Doctors say increasing numbers of young men are unfit for service. The defence ministry says only 35 per cent of the pool of potential conscripts are healthy enough to join.


Sharofat Bobojonov, head doctor at the army medical clinic in Tashkent region, said that the commonest ailments among adolescent males were stomach ulcers and thyroid goitre. “The main reasons for these diseases are incorrect or poor nutrition,” he added.


According to the head of the defence ministry’s medical board for conscription, Rinat Zilolitdinov, “the pace of service is very fast, and there are cases when soldiers with stomach disorders have begun haemorrhaging and were dismissed from service because of their illness”.


Competition to join the military is becoming even keener as the army is downsized year after year, as part of reforms designed to turn a once large Soviet institution into what President Islam Karimov has called a “compact, mobile army”.


Another factor is that military service has been reduced from two years to one, and the more intensive training programme required is more physically taxing for recruits.


Demand for a spell in the army is so high that the military is laying on special one-month courses as a substitute. The training comes at a high price - 163,000 sums, around 160 US dollars in a country where the average monthly wage is just 30 dollars. But anyone who does the course will get a certificate of military service.


A defence ministry official who asked not to be named told IWPR that the fee-paying course was an innovative step to create opportunities for young men willing but unfit to serve.

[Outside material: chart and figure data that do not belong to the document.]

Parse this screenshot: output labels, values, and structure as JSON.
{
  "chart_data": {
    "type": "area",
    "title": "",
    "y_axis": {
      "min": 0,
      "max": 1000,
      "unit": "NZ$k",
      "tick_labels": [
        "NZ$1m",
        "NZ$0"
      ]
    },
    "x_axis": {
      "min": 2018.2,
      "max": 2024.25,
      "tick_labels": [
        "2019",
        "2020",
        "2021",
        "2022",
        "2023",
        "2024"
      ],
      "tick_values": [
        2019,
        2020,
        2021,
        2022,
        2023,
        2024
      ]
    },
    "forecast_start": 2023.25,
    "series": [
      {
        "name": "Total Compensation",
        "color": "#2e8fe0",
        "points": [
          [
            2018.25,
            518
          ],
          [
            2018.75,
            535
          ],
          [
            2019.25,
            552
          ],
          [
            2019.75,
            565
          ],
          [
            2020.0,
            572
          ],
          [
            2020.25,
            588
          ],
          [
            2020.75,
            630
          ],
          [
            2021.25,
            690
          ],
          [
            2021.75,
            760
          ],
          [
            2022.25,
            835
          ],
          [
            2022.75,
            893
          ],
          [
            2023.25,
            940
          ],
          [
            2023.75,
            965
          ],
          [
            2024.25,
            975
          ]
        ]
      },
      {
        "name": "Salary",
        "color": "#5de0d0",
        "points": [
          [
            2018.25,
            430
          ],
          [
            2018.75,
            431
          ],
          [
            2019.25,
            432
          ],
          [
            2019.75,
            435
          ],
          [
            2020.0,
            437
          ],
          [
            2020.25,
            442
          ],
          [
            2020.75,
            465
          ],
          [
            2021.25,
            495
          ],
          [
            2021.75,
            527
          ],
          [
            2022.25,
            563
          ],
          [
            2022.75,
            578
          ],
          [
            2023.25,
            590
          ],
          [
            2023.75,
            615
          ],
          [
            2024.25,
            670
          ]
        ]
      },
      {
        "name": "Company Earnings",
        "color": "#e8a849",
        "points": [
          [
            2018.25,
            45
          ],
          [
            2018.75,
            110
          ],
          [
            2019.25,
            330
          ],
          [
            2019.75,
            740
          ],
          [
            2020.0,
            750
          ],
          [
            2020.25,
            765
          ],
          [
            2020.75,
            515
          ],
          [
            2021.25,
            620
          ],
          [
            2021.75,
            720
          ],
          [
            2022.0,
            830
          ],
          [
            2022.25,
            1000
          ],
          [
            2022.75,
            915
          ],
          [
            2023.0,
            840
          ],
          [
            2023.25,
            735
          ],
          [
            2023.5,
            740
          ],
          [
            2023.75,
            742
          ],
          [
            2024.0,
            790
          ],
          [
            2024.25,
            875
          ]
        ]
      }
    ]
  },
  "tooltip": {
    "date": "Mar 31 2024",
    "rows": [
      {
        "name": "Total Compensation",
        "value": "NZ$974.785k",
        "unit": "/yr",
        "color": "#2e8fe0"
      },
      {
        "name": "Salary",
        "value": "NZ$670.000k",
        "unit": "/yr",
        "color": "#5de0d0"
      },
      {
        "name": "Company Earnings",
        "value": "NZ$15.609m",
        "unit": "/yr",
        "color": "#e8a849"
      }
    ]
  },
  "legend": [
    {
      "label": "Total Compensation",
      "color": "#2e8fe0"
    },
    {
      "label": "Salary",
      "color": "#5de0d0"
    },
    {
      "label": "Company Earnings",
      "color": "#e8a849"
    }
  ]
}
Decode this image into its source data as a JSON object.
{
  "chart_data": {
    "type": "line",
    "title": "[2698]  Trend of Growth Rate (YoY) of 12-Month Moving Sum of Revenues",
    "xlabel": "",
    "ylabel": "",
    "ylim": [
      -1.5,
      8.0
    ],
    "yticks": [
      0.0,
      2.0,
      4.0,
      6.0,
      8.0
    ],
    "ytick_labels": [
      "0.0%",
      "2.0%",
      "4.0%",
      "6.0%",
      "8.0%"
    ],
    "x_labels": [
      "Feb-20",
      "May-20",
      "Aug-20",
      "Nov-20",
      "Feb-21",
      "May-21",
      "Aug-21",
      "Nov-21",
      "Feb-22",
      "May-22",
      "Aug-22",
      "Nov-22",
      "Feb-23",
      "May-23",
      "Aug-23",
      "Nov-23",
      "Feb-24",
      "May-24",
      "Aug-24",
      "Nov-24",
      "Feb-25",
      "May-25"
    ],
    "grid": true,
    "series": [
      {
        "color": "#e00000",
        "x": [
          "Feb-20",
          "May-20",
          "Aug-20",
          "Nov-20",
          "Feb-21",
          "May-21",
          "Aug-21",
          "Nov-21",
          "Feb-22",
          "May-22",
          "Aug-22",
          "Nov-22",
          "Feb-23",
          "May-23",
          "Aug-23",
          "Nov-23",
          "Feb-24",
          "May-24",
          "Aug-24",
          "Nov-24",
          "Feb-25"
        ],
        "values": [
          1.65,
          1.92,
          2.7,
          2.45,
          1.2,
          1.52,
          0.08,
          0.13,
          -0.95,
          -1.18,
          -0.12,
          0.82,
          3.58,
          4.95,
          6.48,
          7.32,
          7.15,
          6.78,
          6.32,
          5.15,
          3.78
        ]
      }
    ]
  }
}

Yadgar Turlibekov, a human rights activist in the southern Kashkadarya region, is bemused at the complete reversal in traditional attitudes to military service, and blames the economic environment which has driven young men to seek a career at any price.


“Parents come to me complaining that their children have not been taken into the army, or that they can serve only if they pay 160 dollars. You shouldn’t be paying the state to serve; the state should pay its soldiers,” he said.


At the Tashkent army clinic, young men who failed the fitness test said they would be back next year. If they fail again, they can try to find the money for the one-month course, which they can take any time until they are 27.


Malik Boboev is an IWPR correspondent in Tashkent.